Canadians are world leaders in robotic technology. Canadarm and Canadarm2 have demonstrated their reliability, usefulness and versatility performing many and varied tasks such as deploying satellites into their proper orbit; retrieving malfunctioning satellites for repair; acting as a mobile work platform; moving equipment and supplies around the International Space Station, supporting astronauts working in space, and servicing instruments and other payloads attached to the space station.

Investigations

1. Here on Earth, robotic arms are frequently used in manufacturing. They perform tasks that are difficult, dangerous or boring to human beings. Industrial robots never need breaks and can work 24 hours a day doing exactly the same thing over and over again without complaint. For instance robotic arms can tighten bolts on car, always with exactly the same amount of torque, and never get tired. Make a list of other jobs robotic arms could perform on Earth. Include in your list why you think a robot could do (or is doing) the job rather than a human being.

2. Investigate 1st, 2nd and 3rd class levers.

3. What class of levers are used in the simple elbow model?

4. Obtain a photo of astronauts asleep in space. What is the angle between their upper-arm, (at their elbow), and their fore-arm when they are completely relaxed? Can you explain this?

5. Count the number of joints between your shoulder and the tip of your index finger. Use an Anatomy book to check your result.

6. What is the main difference between a real elbow joint and the model elbow joint that you have built?

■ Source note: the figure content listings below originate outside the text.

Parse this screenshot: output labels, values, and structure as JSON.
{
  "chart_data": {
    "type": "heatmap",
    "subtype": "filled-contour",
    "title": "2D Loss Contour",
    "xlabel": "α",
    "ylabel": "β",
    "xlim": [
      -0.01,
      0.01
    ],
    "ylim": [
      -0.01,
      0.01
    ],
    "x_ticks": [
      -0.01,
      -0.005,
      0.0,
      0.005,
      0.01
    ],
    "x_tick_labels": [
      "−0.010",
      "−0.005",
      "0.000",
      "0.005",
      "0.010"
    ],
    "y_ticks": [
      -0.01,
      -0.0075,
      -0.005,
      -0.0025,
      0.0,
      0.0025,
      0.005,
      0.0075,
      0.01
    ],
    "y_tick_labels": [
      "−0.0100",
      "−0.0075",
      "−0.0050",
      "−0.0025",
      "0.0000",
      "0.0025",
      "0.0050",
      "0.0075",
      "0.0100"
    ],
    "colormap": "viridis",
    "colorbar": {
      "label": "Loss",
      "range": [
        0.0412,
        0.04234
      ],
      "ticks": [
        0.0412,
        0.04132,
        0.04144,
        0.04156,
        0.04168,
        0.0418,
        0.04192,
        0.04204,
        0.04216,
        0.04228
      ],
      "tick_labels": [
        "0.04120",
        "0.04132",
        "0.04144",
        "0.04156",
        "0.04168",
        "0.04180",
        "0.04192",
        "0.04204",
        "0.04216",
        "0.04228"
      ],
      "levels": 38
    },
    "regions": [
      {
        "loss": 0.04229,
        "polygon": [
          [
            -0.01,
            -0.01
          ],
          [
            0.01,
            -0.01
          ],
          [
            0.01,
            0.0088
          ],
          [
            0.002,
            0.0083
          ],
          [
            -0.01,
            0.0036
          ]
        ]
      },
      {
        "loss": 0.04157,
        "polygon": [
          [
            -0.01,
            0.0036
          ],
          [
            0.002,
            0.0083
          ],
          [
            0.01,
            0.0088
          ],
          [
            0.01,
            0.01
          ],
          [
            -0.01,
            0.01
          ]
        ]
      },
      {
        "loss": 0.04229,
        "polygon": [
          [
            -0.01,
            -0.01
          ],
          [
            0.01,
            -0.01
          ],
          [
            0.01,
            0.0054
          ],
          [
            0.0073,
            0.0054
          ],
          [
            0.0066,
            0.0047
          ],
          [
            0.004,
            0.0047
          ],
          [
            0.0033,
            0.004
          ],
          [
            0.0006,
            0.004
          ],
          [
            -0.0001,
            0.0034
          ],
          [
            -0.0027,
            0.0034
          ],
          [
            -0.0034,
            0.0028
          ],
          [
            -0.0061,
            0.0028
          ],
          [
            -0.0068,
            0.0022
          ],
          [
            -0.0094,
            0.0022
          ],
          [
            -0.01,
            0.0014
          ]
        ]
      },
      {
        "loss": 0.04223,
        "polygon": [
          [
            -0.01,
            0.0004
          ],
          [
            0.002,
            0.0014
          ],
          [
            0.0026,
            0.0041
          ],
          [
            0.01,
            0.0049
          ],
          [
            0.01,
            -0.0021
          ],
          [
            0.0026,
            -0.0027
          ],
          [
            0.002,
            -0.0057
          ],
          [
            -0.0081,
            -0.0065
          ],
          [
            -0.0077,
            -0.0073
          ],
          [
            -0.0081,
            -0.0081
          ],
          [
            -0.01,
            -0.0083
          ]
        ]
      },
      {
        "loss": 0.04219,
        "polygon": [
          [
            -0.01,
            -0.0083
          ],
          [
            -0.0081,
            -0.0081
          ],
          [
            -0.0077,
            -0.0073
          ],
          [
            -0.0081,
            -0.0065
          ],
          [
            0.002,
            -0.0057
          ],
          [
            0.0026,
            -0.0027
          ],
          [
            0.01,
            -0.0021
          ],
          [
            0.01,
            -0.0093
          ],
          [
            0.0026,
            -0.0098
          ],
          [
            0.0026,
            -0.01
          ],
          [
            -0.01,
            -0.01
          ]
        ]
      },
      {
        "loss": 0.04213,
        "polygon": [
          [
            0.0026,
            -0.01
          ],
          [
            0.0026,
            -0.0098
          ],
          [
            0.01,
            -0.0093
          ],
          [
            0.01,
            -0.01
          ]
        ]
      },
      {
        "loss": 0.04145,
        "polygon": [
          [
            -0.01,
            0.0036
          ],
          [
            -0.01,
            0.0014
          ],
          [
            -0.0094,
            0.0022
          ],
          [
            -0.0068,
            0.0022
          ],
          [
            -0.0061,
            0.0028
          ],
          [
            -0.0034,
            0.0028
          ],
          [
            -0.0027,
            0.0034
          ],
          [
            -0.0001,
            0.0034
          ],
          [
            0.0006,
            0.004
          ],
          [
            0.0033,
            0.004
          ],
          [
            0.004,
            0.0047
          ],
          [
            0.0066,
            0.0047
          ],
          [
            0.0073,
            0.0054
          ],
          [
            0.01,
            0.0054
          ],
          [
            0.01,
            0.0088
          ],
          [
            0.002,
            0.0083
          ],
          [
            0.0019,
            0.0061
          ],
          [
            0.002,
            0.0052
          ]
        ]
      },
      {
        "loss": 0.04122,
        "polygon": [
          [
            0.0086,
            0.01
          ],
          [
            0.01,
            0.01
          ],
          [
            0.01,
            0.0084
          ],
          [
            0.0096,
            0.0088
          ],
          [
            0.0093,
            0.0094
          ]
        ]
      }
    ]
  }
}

7. Robotic arms use electric motors in the place of the coordinated muscle pairs of the human arm. (Motors can run both forwards and backwards.) How many electric motors would be needed to operate one robotic arm from the shoulder to the tip of the index finger? (Count one motor at the shoulder and one for each joint.)

8. There are three basic types of joints (illustrated below). Make a chart listing the advantages and disadvantages of each type.

   

9. The human elbow uses a "ball and socket" joint as shown below. This joint can move up and down, from side to side, as well as in a rotational motion.

   

   How many separate "off-set joints", (like the ones in your model elbow above), would be needed to produce the same amount of motion as the ball-and-socket joint? Build a simple model using soda straws and pins to demonstrate this.